Last time I posted about a five year quilt. This time it is a seven year quilt but for a different reason. This quilt has been in the making for seven years.
It is a monster as it is for my king sized bed. And it is not finished yet! I will have over 400 inches of binding to add. I guess it is a longtime until next winter when we will need a quilt. I should mention that the cream corner squares will disappear. This is to be a T-quilt as I have bed posts. The cream squares were there just to make it easier for the quilter.
I am showing you a few blocks so that you may appreciate the fussy quilting and the block technique. The quilt blocks come from a class I taught years ago: Penny Haren’s Pieced Appliqué. I made a shop sample and then taught the technique three times for Adel Quilting and Dry Goods. For each class I made new sample blocks. One set is still in a box. There is a plan for them…….someday.
The layout includes the flying geese as I wanted to do something different this time around.
This is the quilt that inspired me to use the geese, but I could not get myself to make so many. I believe the above quilt was done my Mary Shotwell. Hers turned out much nicer as my geese have blunt stops and hers flow.

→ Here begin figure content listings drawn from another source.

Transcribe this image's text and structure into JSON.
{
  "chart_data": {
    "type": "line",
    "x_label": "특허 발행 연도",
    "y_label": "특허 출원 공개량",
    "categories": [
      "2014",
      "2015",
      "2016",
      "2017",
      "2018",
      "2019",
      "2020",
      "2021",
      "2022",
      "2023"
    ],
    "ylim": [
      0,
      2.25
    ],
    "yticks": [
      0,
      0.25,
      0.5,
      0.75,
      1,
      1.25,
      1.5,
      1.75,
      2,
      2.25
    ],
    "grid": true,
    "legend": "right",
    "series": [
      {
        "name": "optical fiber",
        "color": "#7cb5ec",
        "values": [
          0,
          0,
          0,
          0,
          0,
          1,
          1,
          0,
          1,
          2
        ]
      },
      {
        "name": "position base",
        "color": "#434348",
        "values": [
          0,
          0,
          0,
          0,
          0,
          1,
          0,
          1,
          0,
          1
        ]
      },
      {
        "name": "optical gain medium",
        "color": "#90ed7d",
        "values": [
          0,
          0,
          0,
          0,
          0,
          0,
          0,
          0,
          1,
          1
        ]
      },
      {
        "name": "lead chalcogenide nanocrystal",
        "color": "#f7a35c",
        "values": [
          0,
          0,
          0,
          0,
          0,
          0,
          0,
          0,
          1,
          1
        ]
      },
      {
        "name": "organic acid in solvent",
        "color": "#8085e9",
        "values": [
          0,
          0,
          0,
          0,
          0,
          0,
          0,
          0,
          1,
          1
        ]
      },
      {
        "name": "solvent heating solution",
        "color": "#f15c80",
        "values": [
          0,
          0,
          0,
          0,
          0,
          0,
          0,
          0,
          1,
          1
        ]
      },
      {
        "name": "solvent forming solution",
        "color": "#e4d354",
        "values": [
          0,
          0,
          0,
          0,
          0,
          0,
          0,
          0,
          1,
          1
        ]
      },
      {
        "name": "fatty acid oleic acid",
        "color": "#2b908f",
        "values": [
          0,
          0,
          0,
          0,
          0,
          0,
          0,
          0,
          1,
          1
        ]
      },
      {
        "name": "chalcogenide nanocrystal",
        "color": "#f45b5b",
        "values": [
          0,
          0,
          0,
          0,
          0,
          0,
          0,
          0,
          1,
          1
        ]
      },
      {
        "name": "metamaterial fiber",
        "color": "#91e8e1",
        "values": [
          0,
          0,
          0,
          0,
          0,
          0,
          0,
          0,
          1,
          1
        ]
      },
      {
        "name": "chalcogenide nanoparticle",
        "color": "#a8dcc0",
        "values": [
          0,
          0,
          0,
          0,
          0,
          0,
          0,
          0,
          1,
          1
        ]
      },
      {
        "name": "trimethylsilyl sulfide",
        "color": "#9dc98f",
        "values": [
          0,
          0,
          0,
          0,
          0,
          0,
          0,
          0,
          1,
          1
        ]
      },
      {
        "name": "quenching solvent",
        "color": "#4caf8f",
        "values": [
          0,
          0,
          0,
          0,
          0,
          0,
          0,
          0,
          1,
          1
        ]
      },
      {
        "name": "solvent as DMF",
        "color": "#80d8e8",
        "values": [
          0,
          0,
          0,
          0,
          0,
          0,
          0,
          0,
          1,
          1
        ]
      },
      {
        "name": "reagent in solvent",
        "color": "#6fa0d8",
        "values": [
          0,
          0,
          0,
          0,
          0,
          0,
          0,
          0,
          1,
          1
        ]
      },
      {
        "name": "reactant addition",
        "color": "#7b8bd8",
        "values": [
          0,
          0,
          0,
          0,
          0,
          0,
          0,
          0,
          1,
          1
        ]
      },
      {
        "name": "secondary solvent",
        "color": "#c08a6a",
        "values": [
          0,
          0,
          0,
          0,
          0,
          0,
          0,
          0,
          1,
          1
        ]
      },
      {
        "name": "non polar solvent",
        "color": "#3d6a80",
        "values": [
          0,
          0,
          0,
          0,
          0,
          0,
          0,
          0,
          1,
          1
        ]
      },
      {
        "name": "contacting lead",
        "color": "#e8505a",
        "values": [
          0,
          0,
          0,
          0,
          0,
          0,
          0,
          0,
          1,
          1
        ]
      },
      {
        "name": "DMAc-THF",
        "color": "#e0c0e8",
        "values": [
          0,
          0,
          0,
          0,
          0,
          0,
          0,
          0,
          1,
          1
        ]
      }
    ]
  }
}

The backs of my quilts often get the left over fabric and the fabrics that weren’t quilt right for the front.
I also got the label right into the quilt back. This quilt was my “Get-R-Done” project for 2013. It did leave my house before the end of 2013. I have yet to start working on my ‘Get-R-Done” for 2014.
The above quilt is the original Penny Haren quilt and was made to match the book cover. The one below is the one done using blocks from both books one and two.
I am enjoying sitting on my porch as we begin this holiday week-end. I hope to do a lot of it! And maybe move some flowers from flats to the ground! Enjoy your time of remembering those who sacrificed so that we may enjoy our free country.
Memorial Day was started by former slaves on May, 1, 1865 in Charleston, SC to honor 257 dead Union Soldiers who had been buried in a mass grave in a Confederate prison camp. They dug up the bodies and worked for 2 weeks to give them a proper burial as gratitude for fighting for their freedom. They then held a parade of 10,000 people led by 2,800 Black children where they marched, sang and celebrated.